CFP Board, Camardas Wait on Judge's Ruling

It's a waiting game for the moment in the legal battle between the CFP Board and two Florida planners.

The judge in the case, Richard Leon of the District Court in Washington D.C., has yet to rule on the board's request for a summary judgment -- which could bring the case to an immediate halt in favor of the certifying body.

It's common practice in lawsuits for one side or the other to request a summary judgment before a case moves to a trial, says Michael Klausner, a professor at Stanford Law School.

"The standard for granting it to one party or the other is that the evidence collected, viewed most favorably to the other side, does not support that side," Klausner says. "In other words, there is no reason to go to trial because the judge can already see that the evidence is one-sided."

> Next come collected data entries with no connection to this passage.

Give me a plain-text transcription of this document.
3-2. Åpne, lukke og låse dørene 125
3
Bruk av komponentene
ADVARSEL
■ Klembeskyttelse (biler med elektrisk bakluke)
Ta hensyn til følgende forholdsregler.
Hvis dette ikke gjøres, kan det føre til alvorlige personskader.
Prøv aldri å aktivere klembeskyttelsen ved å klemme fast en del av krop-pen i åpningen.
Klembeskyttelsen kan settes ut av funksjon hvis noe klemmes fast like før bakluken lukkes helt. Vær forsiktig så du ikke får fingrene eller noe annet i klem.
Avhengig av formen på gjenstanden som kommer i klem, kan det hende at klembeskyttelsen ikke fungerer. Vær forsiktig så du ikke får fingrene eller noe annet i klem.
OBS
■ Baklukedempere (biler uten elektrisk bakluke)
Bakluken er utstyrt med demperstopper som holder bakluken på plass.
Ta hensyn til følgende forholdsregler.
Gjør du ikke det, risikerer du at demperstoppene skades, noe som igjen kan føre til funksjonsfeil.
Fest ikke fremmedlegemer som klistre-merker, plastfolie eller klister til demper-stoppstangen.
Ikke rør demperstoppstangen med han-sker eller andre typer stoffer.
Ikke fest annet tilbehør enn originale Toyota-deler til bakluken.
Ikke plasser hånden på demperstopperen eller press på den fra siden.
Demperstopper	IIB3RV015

The filing aims to convince the court to bring to an immediate halt the case brought in June 2013 by two married Florida planners, Jeffrey and Kimberly Camarda of Fleming Island, Fla. If the board's motion succeeds, the Camardas could appeal.

ARGUING JURISDICTION

The CFP Board's argument for a summary judgment can be summed up in two words to the federal court: Butt out. The CFP Board has told Leon that his court has limited rights over its operations as a private nonprofit organization.

"In reviewing a disciplinary action by a private organization, courts do not second-guess the organization's interpretation of its own rules or its evaluation of the evidence," the board says in its motion.

To buttress its claim of authority, the board cites the contract all CFPs sign with the board when they become certified. That contract reads: "CFP Board has the absolute and unrestricted right to revoke, at its sole discretion, any rights I have to use the Certification Marks, if [the] CFP Board, in its sole discretion, finds that I have failed to comply with [the] CFP Board's Standards of Professional Conduct, or these terms."

Those standards describe the board's disciplinary function as a "fair process," the board says in the filings. Yet in the suit, the Camardas contend that the board's treatment of them was anything but fair.

The board has sought to publicly sanction them for calling their firm fee-only, while they also own an insurance agency.

During the time period when the board sought to punish the Camardas, it granted full amnesty to hundreds of other advisors, many from wirehouses and insurance companies, who had been committing similar violations on the board's own website. The board has grown in size to more than 70,000 CFPs, due in part to the addition of CFPs in large firms. The board later conceded that failing to police these ongoing violations was a mistake.

While requests for summary judgment request are common, Klausner says they're far from a sure thing. "I don't have statistics on how often summary judgment motions are granted," he says, "but a reasonable guess would be significantly less than half the time, since the standard is hard to meet."